Border walls are nothing new. But whereas some have come tumbling down in recent years, one is rising in Israel—and, as with most things there, is a source of conflict.
Jerusalem Report editor Kershner travels the 375-mile length of the barrier separating the Palestinians of the West Bank from their Israeli neighbors, reporting on what she finds along the way, little of it cause for hope. The barrier, mostly of wire fence but also of concrete and steel, divides land and people. Palestinians regard it as “a new blight on the landscape,” proof of apartheid and their unwelcome status in the new Israel.

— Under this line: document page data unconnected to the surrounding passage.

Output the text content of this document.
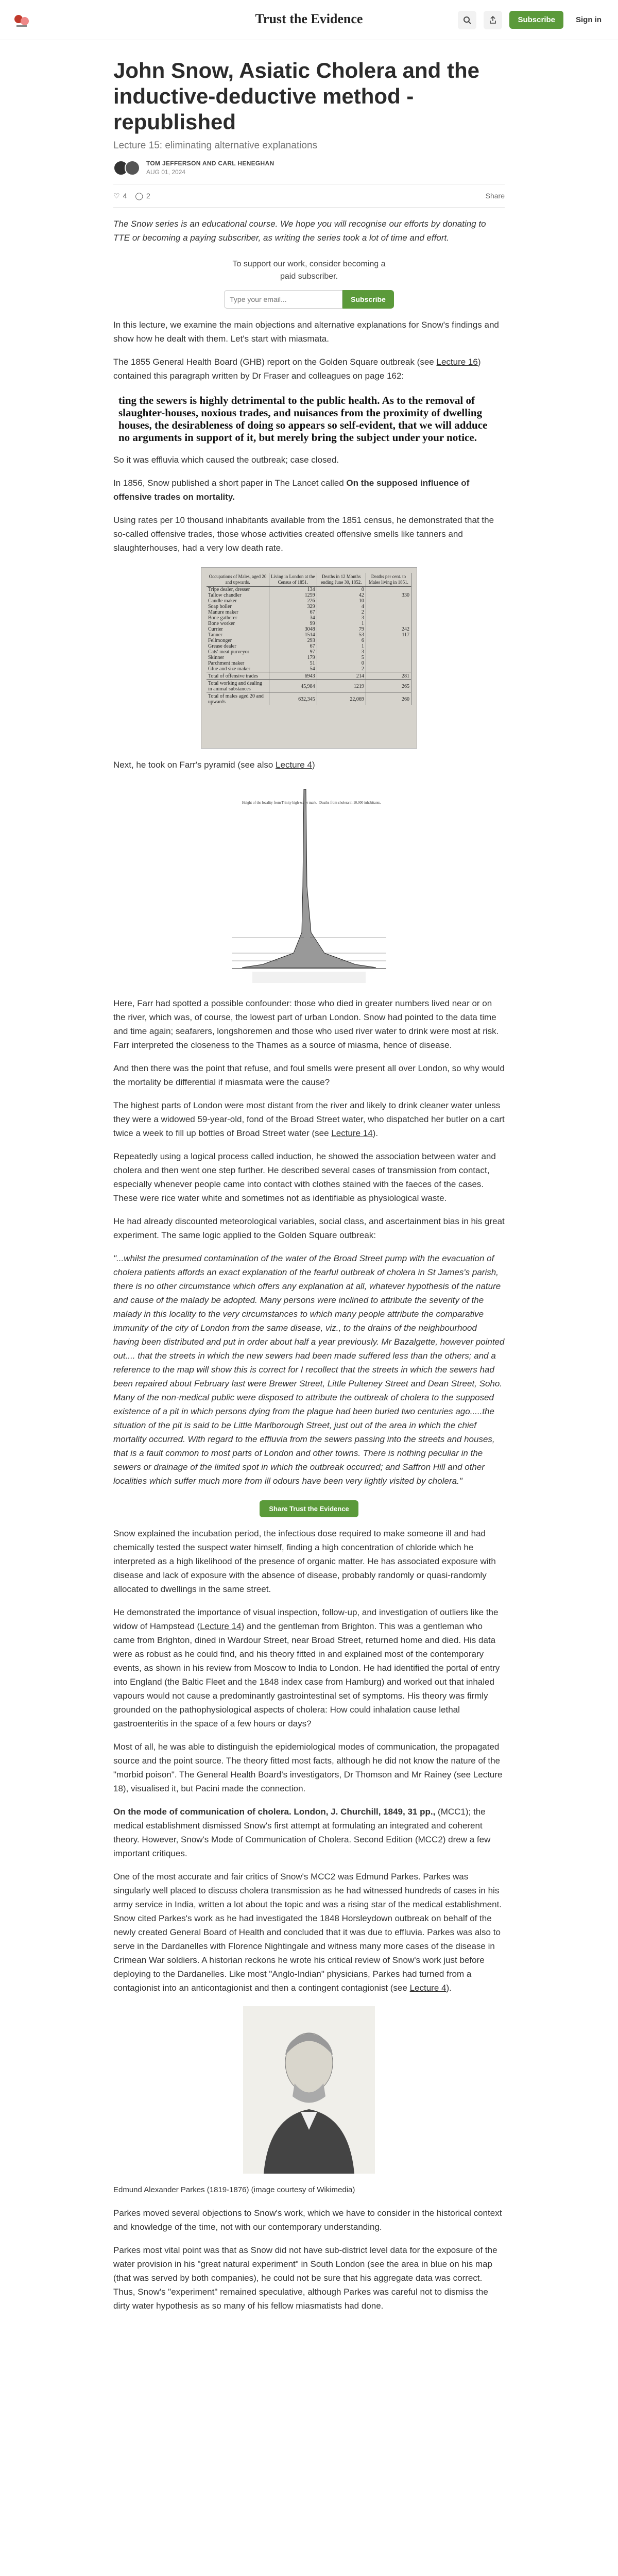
Trust the Evidence	Subscribe	Sign in
John Snow, Asiatic Cholera and the inductive-deductive method - republished
Lecture 15: eliminating alternative explanations
TOM JEFFERSON AND CARL HENEGHAN
AUG 01, 2024
♡ 4 ◯ 2	Share

The Snow series is an educational course. We hope you will recognise our efforts by donating to TTE or becoming a paying subscriber, as writing the series took a lot of time and effort.

To support our work, consider becoming a
paid subscriber.
Type your email...
Subscribe

In this lecture, we examine the main objections and alternative explanations for Snow's findings and show how he dealt with them. Let's start with miasmata.

The 1855 General Health Board (GHB) report on the Golden Square outbreak (see Lecture 16) contained this paragraph written by Dr Fraser and colleagues on page 162:

ting the sewers is highly detrimental to the public health. As to the removal of slaughter-houses, noxious trades, and nuisances from the proximity of dwelling houses, the desirableness of doing so appears so self-evident, that we will adduce no arguments in support of it, but merely bring the subject under your notice.

So it was effluvia which caused the outbreak; case closed.

In 1856, Snow published a short paper in The Lancet called On the supposed influence of offensive trades on mortality.

Using rates per 10 thousand inhabitants available from the 1851 census, he demonstrated that the so-called offensive trades, those whose activities created offensive smells like tanners and slaughterhouses, had a very low death rate.

Occupations of Males, aged 20 and upwards.	Living in London at the Census of 1851.	Deaths in 12 Months ending June 30, 1852.	Deaths per cent. to Males living in 1851.
Tripe dealer, dresser	134	0	
Tallow chandler	1259	42	330
Candle maker	226	10	
Soap boiler	329	4	
Manure maker	67	2	
Bone gatherer	34	3	
Bone worker	99	1	
Currier	3048	79	242
Tanner	1514	53	117
Fellmonger	293	6	
Grease dealer	67	1	
Cats' meat purveyor	97	3	
Skinner	179	5	
Parchment maker	51	0	
Glue and size maker	54	2	
Total of offensive trades	6943	214	281
Total working and dealing in animal substances	45,984	1219	265
Total of males aged 20 and upwards	632,345	22,069	260

Next, he took on Farr's pyramid (see also Lecture 4)

Height of the locality from Trinity high-water mark. Deaths from cholera in 10,000 inhabitants.

Here, Farr had spotted a possible confounder: those who died in greater numbers lived near or on the river, which was, of course, the lowest part of urban London. Snow had pointed to the data time and time again; seafarers, longshoremen and those who used river water to drink were most at risk. Farr interpreted the closeness to the Thames as a source of miasma, hence of disease.

And then there was the point that refuse, and foul smells were present all over London, so why would the mortality be differential if miasmata were the cause?

The highest parts of London were most distant from the river and likely to drink cleaner water unless they were a widowed 59-year-old, fond of the Broad Street water, who dispatched her butler on a cart twice a week to fill up bottles of Broad Street water (see Lecture 14).

Repeatedly using a logical process called induction, he showed the association between water and cholera and then went one step further. He described several cases of transmission from contact, especially whenever people came into contact with clothes stained with the faeces of the cases. These were rice water white and sometimes not as identifiable as physiological waste.

He had already discounted meteorological variables, social class, and ascertainment bias in his great experiment. The same logic applied to the Golden Square outbreak:

"...whilst the presumed contamination of the water of the Broad Street pump with the evacuation of cholera patients affords an exact explanation of the fearful outbreak of cholera in St James's parish, there is no other circumstance which offers any explanation at all, whatever hypothesis of the nature and cause of the malady be adopted. Many persons were inclined to attribute the severity of the malady in this locality to the very circumstances to which many people attribute the comparative immunity of the city of London from the same disease, viz., to the drains of the neighbourhood having been distributed and put in order about half a year previously. Mr Bazalgette, however pointed out.... that the streets in which the new sewers had been made suffered less than the others; and a reference to the map will show this is correct for I recollect that the streets in which the sewers had been repaired about February last were Brewer Street, Little Pulteney Street and Dean Street, Soho. Many of the non-medical public were disposed to attribute the outbreak of cholera to the supposed existence of a pit in which persons dying from the plague had been buried two centuries ago.....the situation of the pit is said to be Little Marlborough Street, just out of the area in which the chief mortality occurred. With regard to the effluvia from the sewers passing into the streets and houses, that is a fault common to most parts of London and other towns. There is nothing peculiar in the sewers or drainage of the limited spot in which the outbreak occurred; and Saffron Hill and other localities which suffer much more from ill odours have been very lightly visited by cholera."

Share Trust the Evidence

Snow explained the incubation period, the infectious dose required to make someone ill and had chemically tested the suspect water himself, finding a high concentration of chloride which he interpreted as a high likelihood of the presence of organic matter. He has associated exposure with disease and lack of exposure with the absence of disease, probably randomly or quasi-randomly allocated to dwellings in the same street.

He demonstrated the importance of visual inspection, follow-up, and investigation of outliers like the widow of Hampstead (Lecture 14) and the gentleman from Brighton. This was a gentleman who came from Brighton, dined in Wardour Street, near Broad Street, returned home and died. His data were as robust as he could find, and his theory fitted in and explained most of the contemporary events, as shown in his review from Moscow to India to London. He had identified the portal of entry into England (the Baltic Fleet and the 1848 index case from Hamburg) and worked out that inhaled vapours would not cause a predominantly gastrointestinal set of symptoms. His theory was firmly grounded on the pathophysiological aspects of cholera: How could inhalation cause lethal gastroenteritis in the space of a few hours or days?

Most of all, he was able to distinguish the epidemiological modes of communication, the propagated source and the point source. The theory fitted most facts, although he did not know the nature of the "morbid poison". The General Health Board's investigators, Dr Thomson and Mr Rainey (see Lecture 18), visualised it, but Pacini made the connection.

On the mode of communication of cholera. London, J. Churchill, 1849, 31 pp., (MCC1); the medical establishment dismissed Snow's first attempt at formulating an integrated and coherent theory. However, Snow's Mode of Communication of Cholera. Second Edition (MCC2) drew a few important critiques.

One of the most accurate and fair critics of Snow's MCC2 was Edmund Parkes. Parkes was singularly well placed to discuss cholera transmission as he had witnessed hundreds of cases in his army service in India, written a lot about the topic and was a rising star of the medical establishment. Snow cited Parkes's work as he had investigated the 1848 Horsleydown outbreak on behalf of the newly created General Board of Health and concluded that it was due to effluvia. Parkes was also to serve in the Dardanelles with Florence Nightingale and witness many more cases of the disease in Crimean War soldiers. A historian reckons he wrote his critical review of Snow's work just before deploying to the Dardanelles. Like most "Anglo-Indian" physicians, Parkes had turned from a contagionist into an anticontagionist and then a contingent contagionist (see Lecture 4).

Edmund Alexander Parkes (1819-1876) (image courtesy of Wikimedia)

Parkes moved several objections to Snow's work, which we have to consider in the historical context and knowledge of the time, not with our contemporary understanding.

Parkes most vital point was that as Snow did not have sub-district level data for the exposure of the water provision in his "great natural experiment" in South London (see the area in blue on his map (that was served by both companies), he could not be sure that his aggregate data was correct. Thus, Snow's "experiment" remained speculative, although Parkes was careful not to dismiss the dirty water hypothesis as so many of his fellow miasmatists had done.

Israeli Arabs tend to favor the fence, “believing it to provide the clearest definition yet of their permanent status as citizens of the state.” And, by Kershner’s account, Israelis of left and right see the need for the barrier as a deterrent to terrorism, and particularly suicide bombers, although thus far it has not proved very effective. There are other reasons for it; says one thoughtful kibbutzim, “We need a fence . . . to put limits on the occupation in the Jewish mind.” The need for such a wall is debatable, Kershner suggests, but building it has been a priority for the government of Ariel Sharon, who ordered that the fence not follow the Green Line marking Israel’s 1967 border, as he had promised; instead, it zigzags in and out of Palestinian territory, even cutting off some Palestinian villages while protecting Israeli settler communities on the West Bank. One such instance, Kershner writes, “became a showcase of Israeli irrationality at home and abroad” when the barrier—built at a cost of about $3 million per mile—was pulled down and relocated on the Green Line. Other portions still mark not that line, however, but what Kershner calls the “seam zone” between Israelis and Palestinians.
“Fences have so far not made for good neighbors,” Kershner concludes. A revealing report.